In October 2021 we posted an article on Institut de taoïsme Fung Loy Kok c Ville de Montréal 2021 QCCS 3873 (CanLII), in which a judge in the Québec Superior Court concluded that Tai Chi was to be regarded as a “religion” for the purposes of exemption from property, municipal and school taxes on the grounds that Tai Chi was an element of Taoism. At , the Court cited Iacobucci J in Syndicat Northcrest v Amselem 2004 SCC 47 (CanLII), at , that:
“… the State is in no position to be, nor should it become, the arbiter of religious dogma. Accordingly, courts should avoid judicially interpreting and thus determining, either explicitly or implicitly, the content of a subjective understanding of religious requirement, “obligation”, precept, “commandment”, custom or ritual. Secular judicial determinations of theological or religious disputes, or of contentious matters of religious doctrine, unjustifiably entangle the court in the affairs of religion”.

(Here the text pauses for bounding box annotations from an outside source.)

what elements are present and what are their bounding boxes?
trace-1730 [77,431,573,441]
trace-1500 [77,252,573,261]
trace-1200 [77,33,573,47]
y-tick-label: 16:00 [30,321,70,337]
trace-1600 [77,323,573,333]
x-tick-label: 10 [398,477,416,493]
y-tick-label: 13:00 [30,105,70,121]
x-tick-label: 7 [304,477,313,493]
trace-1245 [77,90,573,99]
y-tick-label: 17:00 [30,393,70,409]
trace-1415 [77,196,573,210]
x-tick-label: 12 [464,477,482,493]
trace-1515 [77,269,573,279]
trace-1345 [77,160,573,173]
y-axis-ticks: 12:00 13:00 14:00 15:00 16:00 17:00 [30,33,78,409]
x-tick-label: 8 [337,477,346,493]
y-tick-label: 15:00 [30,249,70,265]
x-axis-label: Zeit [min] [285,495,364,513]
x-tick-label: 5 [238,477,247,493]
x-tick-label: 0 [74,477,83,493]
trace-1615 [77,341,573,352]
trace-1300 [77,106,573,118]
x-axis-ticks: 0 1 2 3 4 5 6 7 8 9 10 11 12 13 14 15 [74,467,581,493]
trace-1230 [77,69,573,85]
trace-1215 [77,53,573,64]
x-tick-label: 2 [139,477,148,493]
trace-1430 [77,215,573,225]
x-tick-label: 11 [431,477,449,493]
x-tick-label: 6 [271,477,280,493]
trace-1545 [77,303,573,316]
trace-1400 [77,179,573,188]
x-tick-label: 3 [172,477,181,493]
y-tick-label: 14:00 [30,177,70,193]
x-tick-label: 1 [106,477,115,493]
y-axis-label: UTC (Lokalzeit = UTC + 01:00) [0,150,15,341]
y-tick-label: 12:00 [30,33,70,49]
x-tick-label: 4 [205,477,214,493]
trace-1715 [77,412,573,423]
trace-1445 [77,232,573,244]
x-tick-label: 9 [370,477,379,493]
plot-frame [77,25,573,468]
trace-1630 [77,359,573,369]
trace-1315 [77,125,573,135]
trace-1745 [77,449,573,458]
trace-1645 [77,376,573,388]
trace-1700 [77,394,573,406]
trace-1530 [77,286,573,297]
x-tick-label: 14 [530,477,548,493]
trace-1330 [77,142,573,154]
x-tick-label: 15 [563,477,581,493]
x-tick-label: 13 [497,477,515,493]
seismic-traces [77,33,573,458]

In FLK Institute of Taoism v MPAC 2022 ONSC 57 (CanLII), however, in an appeal against an assessment for municipal taxes on some of FLK’s properties, an Ontario Divisional Court took the opposite view.
The application judge had found that the properties on which the FLK held Tai Chi classes were not entitled to be classified as exempt , and the FLK submitted that she had erred in applying the proper legal test for an exemption under the Act, that the test of what constituted “worship” within the meaning of the legislation had been improper and that the facts of the case had been assessed “through an impermissible Judaeo-Christian lens thereby committing an error of law” .
The Divisional Court held that, notwithstanding the decision in Syndicat Northcrest, the issue before it “[did] not require the court to engage in questions of religious doctrine or arbitrate disparate views among a particular religious group” . The application judge had held that the evidence supported MPAC’s position that persons engaged in the Tai Chi classes at the locations under dispute were not worshipping through Tai Chi  and that no exempting acts of worship were taking place . There had been no error of law in her conclusions  and she had not applied “an improper analytical lens” in her judgment :
“in order to create an exemption for those properties, those activities must constitute acts of worship, a more narrow form of activity than the simple act of conducting a practice that has religious connotation” .
Appeal dismissed .
One for the Supreme Court of Canada, perhaps?